Fear food ; Eating disorder patients often have a conviction and morbid fear that types or amounts of food will lead to instant and discernable weight gain. These may include any high-calorie items or groups of food such as fats, "junk food", or meat. Treatment aims to reintegrate these foods into the diet of the sufferer either gradually or, in the case of Maudsley/FBT, almost immediately. An integral part of the recovery process is developing a healthy relationship with food, eating and one's body; and this includes viewing food as neutral and fuel, not good or bad, safe or unsafe. (http://glossary.feast-ed.org/5-psychology-and-therapies/fear--foods)
Over the years I have to come to have multitudes of "fear foods". My fears around them are irrational and many times I have no clue where the intense fear around these foods came from.

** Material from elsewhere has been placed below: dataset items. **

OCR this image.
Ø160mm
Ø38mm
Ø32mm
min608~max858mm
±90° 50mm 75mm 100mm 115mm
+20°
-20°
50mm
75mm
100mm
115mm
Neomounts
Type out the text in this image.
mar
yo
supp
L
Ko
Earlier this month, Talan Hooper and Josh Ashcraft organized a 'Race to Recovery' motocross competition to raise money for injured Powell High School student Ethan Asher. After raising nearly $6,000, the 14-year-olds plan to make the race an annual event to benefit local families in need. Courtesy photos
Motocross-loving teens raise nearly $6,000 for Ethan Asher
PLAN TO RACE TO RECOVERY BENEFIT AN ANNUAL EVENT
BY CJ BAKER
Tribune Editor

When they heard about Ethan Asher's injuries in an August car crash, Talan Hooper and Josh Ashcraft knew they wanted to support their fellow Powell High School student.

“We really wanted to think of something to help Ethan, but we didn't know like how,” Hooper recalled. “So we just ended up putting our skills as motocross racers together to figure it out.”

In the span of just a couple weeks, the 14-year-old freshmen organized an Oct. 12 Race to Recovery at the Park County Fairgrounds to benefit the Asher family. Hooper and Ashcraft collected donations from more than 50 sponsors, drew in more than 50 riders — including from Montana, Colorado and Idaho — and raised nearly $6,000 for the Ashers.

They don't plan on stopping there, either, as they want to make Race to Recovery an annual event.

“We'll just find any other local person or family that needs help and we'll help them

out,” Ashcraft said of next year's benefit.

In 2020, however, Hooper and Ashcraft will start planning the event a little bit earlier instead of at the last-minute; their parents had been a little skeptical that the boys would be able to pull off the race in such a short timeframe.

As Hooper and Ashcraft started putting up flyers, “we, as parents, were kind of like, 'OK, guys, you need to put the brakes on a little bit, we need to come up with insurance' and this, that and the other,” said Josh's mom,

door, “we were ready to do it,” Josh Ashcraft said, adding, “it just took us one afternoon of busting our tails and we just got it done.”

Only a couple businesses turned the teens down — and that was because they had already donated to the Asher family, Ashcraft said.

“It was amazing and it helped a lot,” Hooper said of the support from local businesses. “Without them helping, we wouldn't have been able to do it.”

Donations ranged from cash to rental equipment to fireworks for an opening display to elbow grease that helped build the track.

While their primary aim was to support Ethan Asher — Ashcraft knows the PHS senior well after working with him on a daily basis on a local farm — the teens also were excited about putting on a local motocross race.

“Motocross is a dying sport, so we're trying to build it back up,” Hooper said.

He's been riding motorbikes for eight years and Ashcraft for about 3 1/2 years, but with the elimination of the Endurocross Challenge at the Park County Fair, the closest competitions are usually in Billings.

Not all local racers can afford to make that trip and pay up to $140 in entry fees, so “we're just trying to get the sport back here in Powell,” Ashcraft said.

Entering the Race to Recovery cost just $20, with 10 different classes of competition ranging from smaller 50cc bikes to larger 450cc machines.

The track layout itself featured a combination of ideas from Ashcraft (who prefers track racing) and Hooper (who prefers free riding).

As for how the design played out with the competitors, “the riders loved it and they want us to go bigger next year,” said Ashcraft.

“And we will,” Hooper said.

Any type of sweet is probably my biggest fear food. When I was binging, it was rarely on anything but super sweet foods. Now that I have been binge free for over a year, I am scared to eat any food in this category for fear that it will lead to a full on binge.
Since conquering these fear foods is essential in the recovery process, I decided it was time to face one of them; so the other day I went for it and have no regrets about doing so.
A friend asked if I wanted to go for ice cream and I instantly said no and that there was no way I would be able to eat that. She suggested I simply come along and maybe I would change my mind. I did as suggested and went along with her.
Yes, I wanted to eat ice cream, I love ice cream, but I was nervous (terrified to be exact). Something inside me however shouted "eat the damn ice cream, you'll be able to handle it". When arriving at the shop I gathered all the self energy I had and began to browse all the flavors. I saw one that looked delicious and began to reason with myself.
Why would I deny myself of a treat? I wouldn't deny anyone else of ice cream, so why shouldn't I let myself have it? As these thoughts lingered the fear began to break and I ordered a small scoop of the "damn ice cream".
The fear completely disappeared when I had the courage to eat the first spoonful. I ate consciously, really letting myself enjoy this treat. I knew if I was mindful while eating there wouldn't be an urge to binge because I would be satisfied with my small scoop. And there wasn't. When I finished what was in my cup I told myself that this was done and I wasn't going to let thoughts of what this ice cream would "do to my body" haunt me.
I am filled with pride knowing that I took a giant step in my recovery that night. Allowing food to be neutral makes it lose the overwhelming power it has over us. I am grateful to have had a friend by my side who unknowingly gave me the little push I needed to take on this challenge.
In time I will take on each of my fear foods one at a time. I think the ice cream challenge was a great start and it gives me motivation to keep moving along. Champion!